When you are first thrown into the game’s world, you immediately hear the familiar sounds of Tristram’s guitar, the familiar sound effect of a bow fired by an NPC, and you come across a conveniently named town: New Tristram. Right away, my expectations were beginning to be met, but every step further into the game, I began to sense that something was not quite right. Everything was just a little bit off, and a whole bunch of thing I expected to be a particular way, weren’t. I can appreciate the idea that they wanted Diablo veterans to feel at home, but for me at least, the way the game unfolded led to me realizing just how far removed the game is from past Diablos, which in turn led to me feeling mislead.
However, the games we’re getting today are a lot different than the games we got 11 years ago. And I can’t really get too upset at Blizzard for wanting to experiment a bit rather than make the exact same game we got so many years ago. So I set my expectations aside and decided to go for an adventure.
That adventure never came. When I think back on my memories of playing this game – I should mention that I haven’t touched the game since the summer – all I remember is that I killed things. Oh sure, I remember how the mechanics of the game worked, and who gave me an awesome sword, but when I think back to the story, all I remember is that you’d come across some guy who looked menacing and then you’d kill him or her or it. There were some technically impressive cinematics, and some dialogue was heard, but I can get more out of the story of a single episode of Pokémon than from I did from playing this game for 50+ hours.
I don’t consider grinding an adventure either. Your first time through the game, on “normal” difficulty, you go run through the game and occasionally you come across something new: a blacksmith, a gem shop, etc. But the one thing that stays consistent is that you never come across a challenge you can’t get past after a couple attempts. After some careful consideration, I’ve concluded that the normal difficulty is pretty much the tutorial. The game finally gets going once you get into hell difficulty, but at this point you’ve probably put 15-20 hours or more into your character, and you’re too distracted to realize that the adventure you hoped for has finally come.
I hate to be a conspiracy theorist, but I think this was a business decision rather than one made to improve the game. You see, the game has an online auction house which really starts to become a factor the further you get into the game. To beat the game on “inferno” difficulty (the difficulty after “hell”), you need the best equipment you can get your hands on, and the auction house often has that. What makes me call this a business decision is the introduction of the real money auction house. I haven’t checked in months, but when it went live, seeing an item for over a hundred dollars on there was pretty common. And Blizzard gets a percentage of all items sold. With World of Warcraft slowly losing popularity, I bet this was a scheme to try to make up for that. Which, from a business point of view, is pretty fascinating to me, but as a gamer, it’s awful to see and is the reason I stopped playing. What’s the point of spending hours looking for good gear when someone else is just going to whip out their credit card and buy something better?

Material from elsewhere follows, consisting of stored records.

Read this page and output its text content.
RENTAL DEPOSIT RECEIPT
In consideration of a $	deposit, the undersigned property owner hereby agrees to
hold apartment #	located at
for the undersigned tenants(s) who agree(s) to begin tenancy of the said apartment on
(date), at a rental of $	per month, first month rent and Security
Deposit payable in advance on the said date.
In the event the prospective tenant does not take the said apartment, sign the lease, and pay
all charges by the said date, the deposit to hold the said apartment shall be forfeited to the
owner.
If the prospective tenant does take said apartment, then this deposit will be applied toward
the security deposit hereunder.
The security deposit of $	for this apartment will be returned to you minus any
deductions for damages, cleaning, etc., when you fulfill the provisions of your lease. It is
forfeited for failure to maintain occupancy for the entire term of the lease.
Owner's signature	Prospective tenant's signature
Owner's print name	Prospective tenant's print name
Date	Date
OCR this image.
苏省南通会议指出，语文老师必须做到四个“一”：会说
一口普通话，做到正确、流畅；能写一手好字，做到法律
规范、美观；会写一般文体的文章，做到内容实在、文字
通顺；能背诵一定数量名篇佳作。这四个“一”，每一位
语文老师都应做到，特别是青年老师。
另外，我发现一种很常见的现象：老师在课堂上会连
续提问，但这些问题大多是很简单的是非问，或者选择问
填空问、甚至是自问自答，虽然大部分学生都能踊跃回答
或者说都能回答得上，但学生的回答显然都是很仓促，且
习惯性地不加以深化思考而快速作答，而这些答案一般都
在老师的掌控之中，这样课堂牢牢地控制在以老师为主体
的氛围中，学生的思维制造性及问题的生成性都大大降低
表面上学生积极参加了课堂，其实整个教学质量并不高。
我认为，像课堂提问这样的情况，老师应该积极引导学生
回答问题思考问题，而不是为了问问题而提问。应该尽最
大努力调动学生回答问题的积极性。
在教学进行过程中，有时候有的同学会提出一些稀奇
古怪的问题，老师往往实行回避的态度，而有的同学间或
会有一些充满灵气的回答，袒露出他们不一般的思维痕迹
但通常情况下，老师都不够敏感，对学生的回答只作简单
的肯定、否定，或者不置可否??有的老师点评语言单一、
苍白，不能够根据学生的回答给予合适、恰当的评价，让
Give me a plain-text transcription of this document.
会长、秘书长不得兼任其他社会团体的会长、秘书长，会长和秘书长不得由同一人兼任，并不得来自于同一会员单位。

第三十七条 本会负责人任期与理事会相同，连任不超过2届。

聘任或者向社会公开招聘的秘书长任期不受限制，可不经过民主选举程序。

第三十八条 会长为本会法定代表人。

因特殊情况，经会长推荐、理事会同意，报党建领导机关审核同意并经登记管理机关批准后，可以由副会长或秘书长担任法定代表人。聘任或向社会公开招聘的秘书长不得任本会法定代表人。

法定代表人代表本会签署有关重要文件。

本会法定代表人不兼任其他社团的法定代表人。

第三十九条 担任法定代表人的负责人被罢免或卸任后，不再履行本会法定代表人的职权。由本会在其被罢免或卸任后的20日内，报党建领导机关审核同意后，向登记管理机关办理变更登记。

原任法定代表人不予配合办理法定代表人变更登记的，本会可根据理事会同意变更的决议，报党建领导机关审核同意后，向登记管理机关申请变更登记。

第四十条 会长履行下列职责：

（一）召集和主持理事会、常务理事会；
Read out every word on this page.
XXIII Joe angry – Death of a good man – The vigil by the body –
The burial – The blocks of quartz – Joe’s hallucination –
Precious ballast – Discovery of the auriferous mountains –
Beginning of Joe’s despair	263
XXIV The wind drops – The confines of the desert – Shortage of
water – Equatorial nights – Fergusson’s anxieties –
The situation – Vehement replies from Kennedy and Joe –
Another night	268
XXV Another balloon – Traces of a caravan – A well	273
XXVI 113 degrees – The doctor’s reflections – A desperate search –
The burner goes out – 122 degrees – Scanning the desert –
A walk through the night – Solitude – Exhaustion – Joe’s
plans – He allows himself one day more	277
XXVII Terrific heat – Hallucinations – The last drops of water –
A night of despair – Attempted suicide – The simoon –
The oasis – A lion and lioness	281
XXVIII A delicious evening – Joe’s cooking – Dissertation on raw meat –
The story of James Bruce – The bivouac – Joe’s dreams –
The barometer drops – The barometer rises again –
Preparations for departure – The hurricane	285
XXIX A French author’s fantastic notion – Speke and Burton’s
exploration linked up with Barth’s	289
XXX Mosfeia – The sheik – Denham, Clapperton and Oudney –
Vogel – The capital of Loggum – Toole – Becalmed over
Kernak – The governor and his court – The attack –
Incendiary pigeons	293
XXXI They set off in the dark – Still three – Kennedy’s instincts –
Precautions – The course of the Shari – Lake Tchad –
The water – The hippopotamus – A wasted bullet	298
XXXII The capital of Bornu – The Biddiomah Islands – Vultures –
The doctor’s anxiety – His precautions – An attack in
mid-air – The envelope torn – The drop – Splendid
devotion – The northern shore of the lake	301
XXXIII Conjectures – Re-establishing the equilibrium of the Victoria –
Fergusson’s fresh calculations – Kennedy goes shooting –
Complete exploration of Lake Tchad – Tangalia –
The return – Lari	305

However, it’s not all bad news. I can honestly say I enjoyed the game during the “nightmare” and “hell” difficulties. In particular, joining up with friends has always been a highlight of the series. Now that’s an incredibly easy thing to do. As long as a few conditions are met, all you have to do to join a friend’s game is click a button. Once in, you can click their flag in town to be instantly teleported to their location. Of course this means you can do things like have a character that is in the first part of the game join a friend in the last part of the game, which may raise some questions about whether that should be allowed, considering the potential spoilers and such. However, since Diablo 3 is a game that is designed to be played over and over again, and once you’ve gone through it once, you won’t want artificial barriers restricting your ability to join a game.
The combat is different. I won’t go into details, but to put it simply: players who want their decisions to matter won’t like the changes; players who like to be able to adapt as the situation changes will like the changes. I’m apart of the latter. I liked the changes.
Overall, I liked a lot of what they did with the game. The lack of a decent story was never an issue for me as Diablo has never been about the story, but about meeting up to slay some monsters with friends. It’s just a shame that the auction house and the insanely difficult “Inferno” mode had to end that for me.